Mr Varadkar was responding in the Dáil to Sinn Féin leader Mary Lou McDonald who said 610 people were on hospital trolleys on Tuesday morning.
She said 81people were on trolleys in University Hospital, Limerick 58 in University Hospital Cork and 50 on trolleys in the Mater.
“But 610 families were this morning worried sick, worried about a loved one - a parent, a grandparent, a child lying on a trolley in a corridor instead of on a hospital bed.”
She said last month “is the worst September on record in terms of hospital overcrowding”. She said 10,641 patients went without a hospital bed.
“That is 10,641 families who have had to see a loved one suffer the indignity of a hospital trolley.”
Ms McDonald also said that the hospital system did not have the capacity to deal with the numbers of patients needing beds.

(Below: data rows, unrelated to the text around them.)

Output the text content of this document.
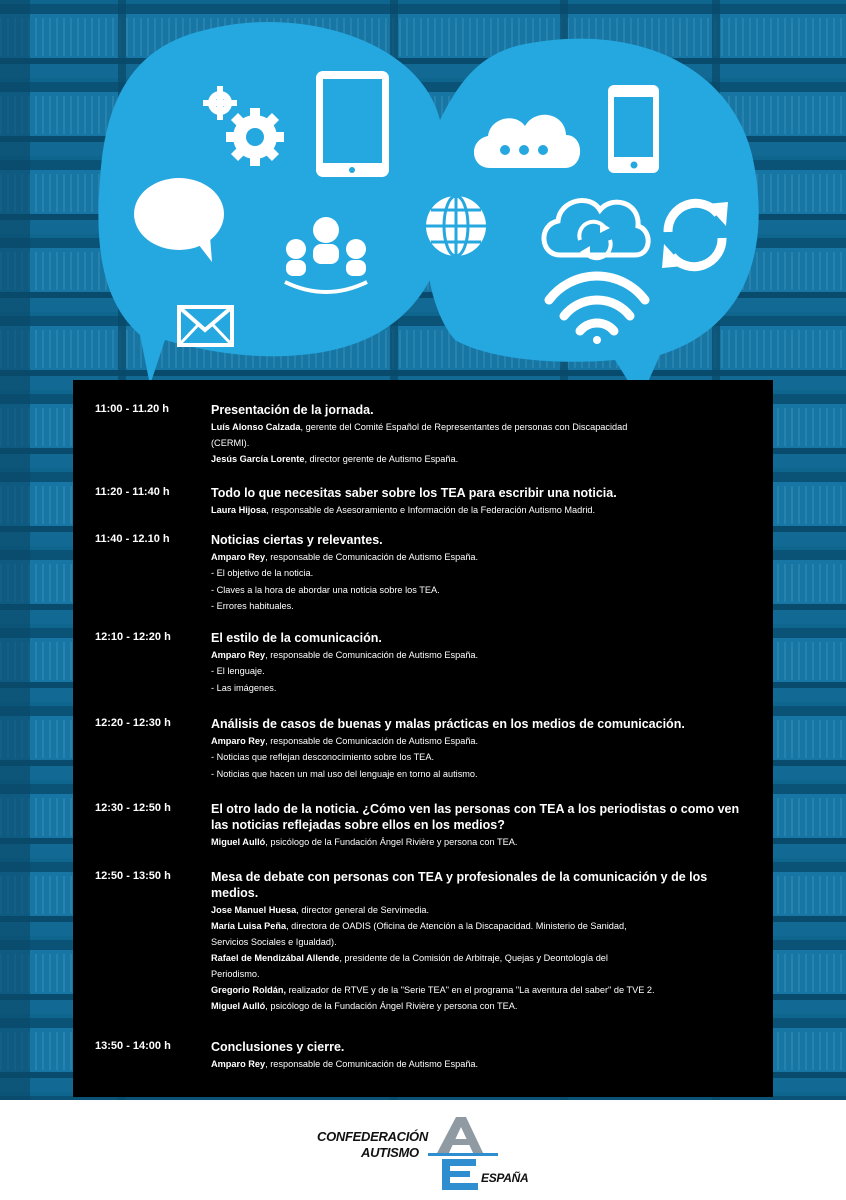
11:00 - 11.20 h	Presentación de la jornada.
Luís Alonso Calzada, gerente del Comité Español de Representantes de personas con Discapacidad
(CERMI).
Jesús García Lorente, director gerente de Autismo España.
11:20 - 11:40 h	Todo lo que necesitas saber sobre los TEA para escribir una noticia.
Laura Hijosa, responsable de Asesoramiento e Información de la Federación Autismo Madrid.
11:40 - 12.10 h	Noticias ciertas y relevantes.
Amparo Rey, responsable de Comunicación de Autismo España.
- El objetivo de la noticia.
- Claves a la hora de abordar una noticia sobre los TEA.
- Errores habituales.
12:10 - 12:20 h	El estilo de la comunicación.
Amparo Rey, responsable de Comunicación de Autismo España.
- El lenguaje.
- Las imágenes.
12:20 - 12:30 h	Análisis de casos de buenas y malas prácticas en los medios de comunicación.
Amparo Rey, responsable de Comunicación de Autismo España.
- Noticias que reflejan desconocimiento sobre los TEA.
- Noticias que hacen un mal uso del lenguaje en torno al autismo.
12:30 - 12:50 h	El otro lado de la noticia. ¿Cómo ven las personas con TEA a los periodistas o como ven las noticias reflejadas sobre ellos en los medios?
Miguel Aulló, psicólogo de la Fundación Ángel Rivière y persona con TEA.
12:50 - 13:50 h	Mesa de debate con personas con TEA y profesionales de la comunicación y de los medios.
Jose Manuel Huesa, director general de Servimedia.
María Luisa Peña, directora de OADIS (Oficina de Atención a la Discapacidad. Ministerio de Sanidad,
Servicios Sociales e Igualdad).
Rafael de Mendizábal Allende, presidente de la Comisión de Arbitraje, Quejas y Deontología del
Periodismo.
Gregorio Roldán, realizador de RTVE y de la "Serie TEA" en el programa "La aventura del saber" de TVE 2.
Miguel Aulló, psicólogo de la Fundación Ángel Rivière y persona con TEA.
13:50 - 14:00 h	Conclusiones y cierre.
Amparo Rey, responsable de Comunicación de Autismo España.
CONFEDERACIÓN
AUTISMO
ESPAÑA
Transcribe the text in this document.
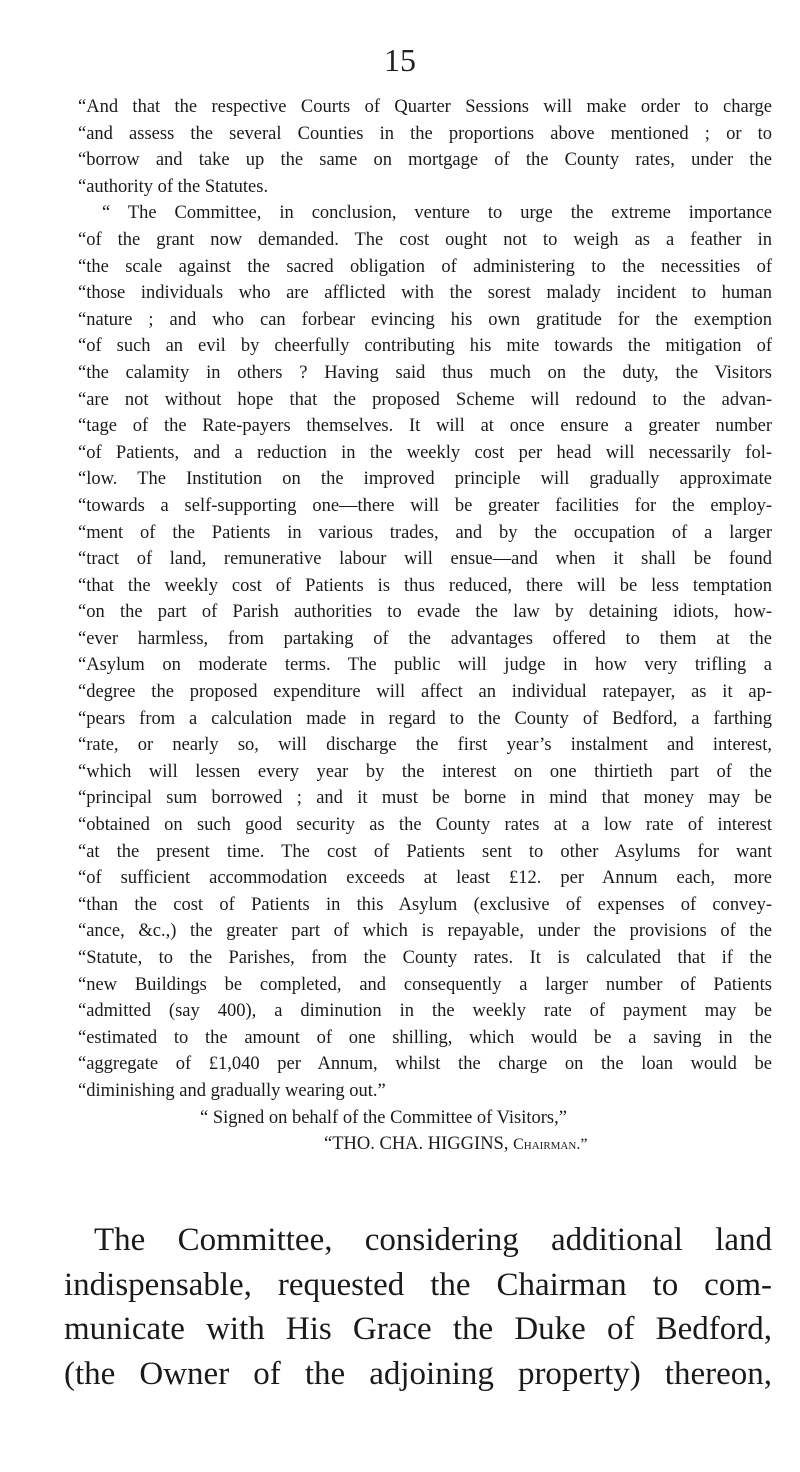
15
“And that the respective Courts of Quarter Sessions will make order to charge
“and assess the several Counties in the proportions above mentioned ; or to
“borrow and take up the same on mortgage of the County rates, under the
“authority of the Statutes.
“ The Committee, in conclusion, venture to urge the extreme importance
“of the grant now demanded. The cost ought not to weigh as a feather in
“the scale against the sacred obligation of administering to the necessities of
“those individuals who are afflicted with the sorest malady incident to human
“nature ; and who can forbear evincing his own gratitude for the exemption
“of such an evil by cheerfully contributing his mite towards the mitigation of
“the calamity in others ? Having said thus much on the duty, the Visitors
“are not without hope that the proposed Scheme will redound to the advan-
“tage of the Rate-payers themselves. It will at once ensure a greater number
“of Patients, and a reduction in the weekly cost per head will necessarily fol-
“low. The Institution on the improved principle will gradually approximate
“towards a self-supporting one—there will be greater facilities for the employ-
“ment of the Patients in various trades, and by the occupation of a larger
“tract of land, remunerative labour will ensue—and when it shall be found
“that the weekly cost of Patients is thus reduced, there will be less temptation
“on the part of Parish authorities to evade the law by detaining idiots, how-
“ever harmless, from partaking of the advantages offered to them at the
“Asylum on moderate terms. The public will judge in how very trifling a
“degree the proposed expenditure will affect an individual ratepayer, as it ap-
“pears from a calculation made in regard to the County of Bedford, a farthing
“rate, or nearly so, will discharge the first year’s instalment and interest,
“which will lessen every year by the interest on one thirtieth part of the
“principal sum borrowed ; and it must be borne in mind that money may be
“obtained on such good security as the County rates at a low rate of interest
“at the present time. The cost of Patients sent to other Asylums for want
“of sufficient accommodation exceeds at least £12. per Annum each, more
“than the cost of Patients in this Asylum (exclusive of expenses of convey-
“ance, &c.,) the greater part of which is repayable, under the provisions of the
“Statute, to the Parishes, from the County rates. It is calculated that if the
“new Buildings be completed, and consequently a larger number of Patients
“admitted (say 400), a diminution in the weekly rate of payment may be
“estimated to the amount of one shilling, which would be a saving in the
“aggregate of £1,040 per Annum, whilst the charge on the loan would be
“diminishing and gradually wearing out.”
“ Signed on behalf of the Committee of Visitors,”
“THO. CHA. HIGGINS, Chairman.”
The Committee, considering additional land
indispensable, requested the Chairman to com-
municate with His Grace the Duke of Bedford,
(the Owner of the adjoining property) thereon,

Mr Varadkar told her: “I want to acknowledge that overcrowding in hospitals was indeed very severe this morning and I want to apologise to patients and staff who have been affected and also to their loved ones who deserve much better than to have to wait for a hospital bed.”
He said there were “encouraging reductions in the number of patients on trolleys year on year but there has been a deterioration since June and it has been getting steadily worse since then regrettably”.
It was partly due to the increase in the number of people attending emergency departments.
Mr Varadkar said he spoke to the Minister for Health about the issue on Tuesday morning and “action is being taken”.
The Taoiseach acknowledged a “real problem” in the fair deal scheme but this was being dealt with and “I am informed by the Minister for Health that the fair deal wait is now back down to about four weeks and that is helping us to reduce the number of delayed discharges”.
Hundreds of patients waiting for long-term care through the fair deal, have been delayed leaving hospital because of funding and processing difficulties with applications for the scheme.
Mr Varadkar added that additional funding has been freed up for transitional care to allow patients go to convalescence.